You can use the same query tools to search vector indexes as well as the rest of your data, giving you the option to search based on similarities in your data or by exact matches. This approach is similar to how large-scale search engines work and will help find and rank results from large semistructured data sets, for example, searching for relevant reviews on an e-commerce site. Fabric requires a vector policy for each Cosmos DB container, which defines size, dimensionality, and the underlying distance function used to search for similar vectors. Search technologies like DiskANN require a high dimensionality, with at least 1,000 dimensions (and a maximum of 4,096).

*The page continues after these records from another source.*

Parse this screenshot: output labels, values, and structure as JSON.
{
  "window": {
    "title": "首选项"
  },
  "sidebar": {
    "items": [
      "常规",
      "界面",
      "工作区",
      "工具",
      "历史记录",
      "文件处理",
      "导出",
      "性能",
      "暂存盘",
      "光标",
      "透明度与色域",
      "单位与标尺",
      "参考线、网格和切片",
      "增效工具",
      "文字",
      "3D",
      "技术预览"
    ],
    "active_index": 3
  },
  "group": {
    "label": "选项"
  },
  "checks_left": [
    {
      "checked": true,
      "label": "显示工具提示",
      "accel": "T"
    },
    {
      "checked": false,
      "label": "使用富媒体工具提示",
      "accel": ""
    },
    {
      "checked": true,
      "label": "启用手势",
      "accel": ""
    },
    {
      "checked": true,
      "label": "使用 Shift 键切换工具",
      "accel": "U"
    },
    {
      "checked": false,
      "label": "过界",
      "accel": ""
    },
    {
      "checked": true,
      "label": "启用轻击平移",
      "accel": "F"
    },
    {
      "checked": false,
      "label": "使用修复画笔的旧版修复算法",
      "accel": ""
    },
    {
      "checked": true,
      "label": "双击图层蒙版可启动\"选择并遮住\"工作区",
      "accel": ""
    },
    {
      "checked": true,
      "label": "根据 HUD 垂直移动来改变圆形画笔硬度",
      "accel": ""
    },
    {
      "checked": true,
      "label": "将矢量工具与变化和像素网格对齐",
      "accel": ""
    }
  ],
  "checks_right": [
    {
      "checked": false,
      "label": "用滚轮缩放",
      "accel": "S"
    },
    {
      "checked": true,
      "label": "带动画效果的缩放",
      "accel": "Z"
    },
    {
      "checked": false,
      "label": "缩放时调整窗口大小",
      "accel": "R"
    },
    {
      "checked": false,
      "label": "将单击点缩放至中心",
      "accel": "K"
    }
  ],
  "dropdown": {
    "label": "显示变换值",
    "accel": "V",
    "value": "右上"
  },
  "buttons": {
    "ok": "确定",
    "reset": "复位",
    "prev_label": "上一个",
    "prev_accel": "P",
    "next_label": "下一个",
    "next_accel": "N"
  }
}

Querying Cosmos DB in Fabric
When you query data stored in Cosmos DB through Fabric’s OneLake, you’re working with a mirrored copy of your Cosmos DB data. As you store data, it’s copied across in the Delta Parquet format used in Fabric, allowing you to use any of the supported query tools, including the desktop Power BI for ad hoc analysis. Queries here can be made across all your operational data, not just Cosmos DB, treating it as a unified whole and still taking advantage of Cosmos DB’s feature set for applications that need to use that data.
This also allows you to take advantage of other Fabric features with your Cosmos DB data, for example, using it to quickly add embeddings and a vector index to your data, so it can be used as part of the grounding data for an AI application based on retrieval-augmented generation (RAG).